So, from what I gather, some of these
charter boat companies must operate similar to the trucking companies that
lease on drivers. (like the one I'm leased to).
The Corp. usually has few or no real assets, ( in my case they pretty much
lease everything, down to the staplers, I think) and 'hire' on owner-operators with
equipment to do the grunt
work. Of course they take a percentage of the bid for providing the matchmaking
service between truck and shipper/receiver. They also ding the trucker for any extras that they offer, and make $$ from that.
Sounds good, for all, except that often the
fees the trucker gives up become quite heavy. The percentage the Corp takes is usually around 25% of the gross accepted bid. The driver then pays for most everything else,
fuel,
insurance,
repairs, tolls,
taxes, permits, truck and
trailer payment and licensing, etc. Couple that in with what we call 'double-brokering', which is where the Corp or it's agents glean the freight from public posted load services, then re-post the same load for less
money on the Corp
service board, and skim off an additional 5-25% that the
shipping customer is actually bid to pay to have his load moved. Then, the trucker, hauls the load (not knowing it's already been dinged for an additional X percent) at a rate that is nearly 25-50% of what the load actually paid.

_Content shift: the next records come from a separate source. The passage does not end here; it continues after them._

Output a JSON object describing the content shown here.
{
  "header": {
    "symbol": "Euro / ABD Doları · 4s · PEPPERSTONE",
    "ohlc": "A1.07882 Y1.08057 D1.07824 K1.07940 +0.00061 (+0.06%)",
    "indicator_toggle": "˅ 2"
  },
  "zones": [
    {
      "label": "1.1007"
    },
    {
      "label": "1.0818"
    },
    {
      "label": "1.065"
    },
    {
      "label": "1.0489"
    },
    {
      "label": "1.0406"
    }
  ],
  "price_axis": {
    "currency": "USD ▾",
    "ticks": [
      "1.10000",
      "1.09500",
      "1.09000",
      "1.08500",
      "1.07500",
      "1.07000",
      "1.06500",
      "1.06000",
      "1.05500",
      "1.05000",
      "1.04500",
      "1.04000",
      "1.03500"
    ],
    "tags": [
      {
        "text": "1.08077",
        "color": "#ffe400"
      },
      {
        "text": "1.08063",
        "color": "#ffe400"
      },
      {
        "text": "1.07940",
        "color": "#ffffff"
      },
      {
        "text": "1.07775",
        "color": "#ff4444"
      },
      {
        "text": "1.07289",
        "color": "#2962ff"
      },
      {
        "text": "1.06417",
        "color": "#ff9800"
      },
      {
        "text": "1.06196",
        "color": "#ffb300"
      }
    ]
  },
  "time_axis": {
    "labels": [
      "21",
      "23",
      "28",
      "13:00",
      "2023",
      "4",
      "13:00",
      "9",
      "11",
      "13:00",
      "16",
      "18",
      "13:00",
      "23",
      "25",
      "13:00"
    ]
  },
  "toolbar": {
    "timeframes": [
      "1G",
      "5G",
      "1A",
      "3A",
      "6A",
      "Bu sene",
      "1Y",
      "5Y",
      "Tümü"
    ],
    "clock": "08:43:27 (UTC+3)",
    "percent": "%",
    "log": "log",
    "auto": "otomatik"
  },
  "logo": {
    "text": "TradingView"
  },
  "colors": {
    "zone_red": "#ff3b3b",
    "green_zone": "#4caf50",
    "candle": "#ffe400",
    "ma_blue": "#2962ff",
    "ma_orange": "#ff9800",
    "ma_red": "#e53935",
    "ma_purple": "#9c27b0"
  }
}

So, the customer lists a load he needs moved at $3 per mile. The first
broker nabs it and whacks it for 10% (30cpm) making it now pay $2.70per mile. The Corp nabs it, and whacks it for 25% (68cpm-rounded up) making it pay $2.02pm.
Fuel is at $3.90gl, a truck gets 6mpg,so that's .65 for fuel. Leaving $1.37 mi. The typical
maintenance fund is around 10% (13 cents), leaving $1.25cpm. A truck tractor payment on a used $60K tractor is around $1600mo. based on a 10K miles a month=.16cpm, and a
trailer payment will add another 6 pennies to that, for 22cents. Now we're down to about $1.23 cents per mile. My plates and permits cost $1650 a year, divided by an 80K mile year= 2 cents,
insurance runs about the same, so 4 cents.
Now at $1.19 cpm. Tires are $530 ea, last year I went through 6, that's 4cpm, now $1.15 cpm.
And so it goes. On, and on.
What a rat race!!
I spent 288 days living in my truck,eating frozen/canned
food or splurging and eating at a greasy spoon. Baking in the summer, freezing in the
winter. Using a rest stop or truck stop bathroom and
shower. Living in 46sq feet of space.So I could make $30 grand.
Typically most truckers that are leased owner-operators, make less than the company driver counterparts. I grossed somewhere in the area of $146K, but after
repairs, fuel,
taxes, insurance etc. I brought to the house less than $33K.
Now, I'm not sure how the
charter biz works, but if it follows the example of the American trucking industry, I'm
steering well clear when I get my own boat!!!
Anyone wanna buy a nice truck and trailer????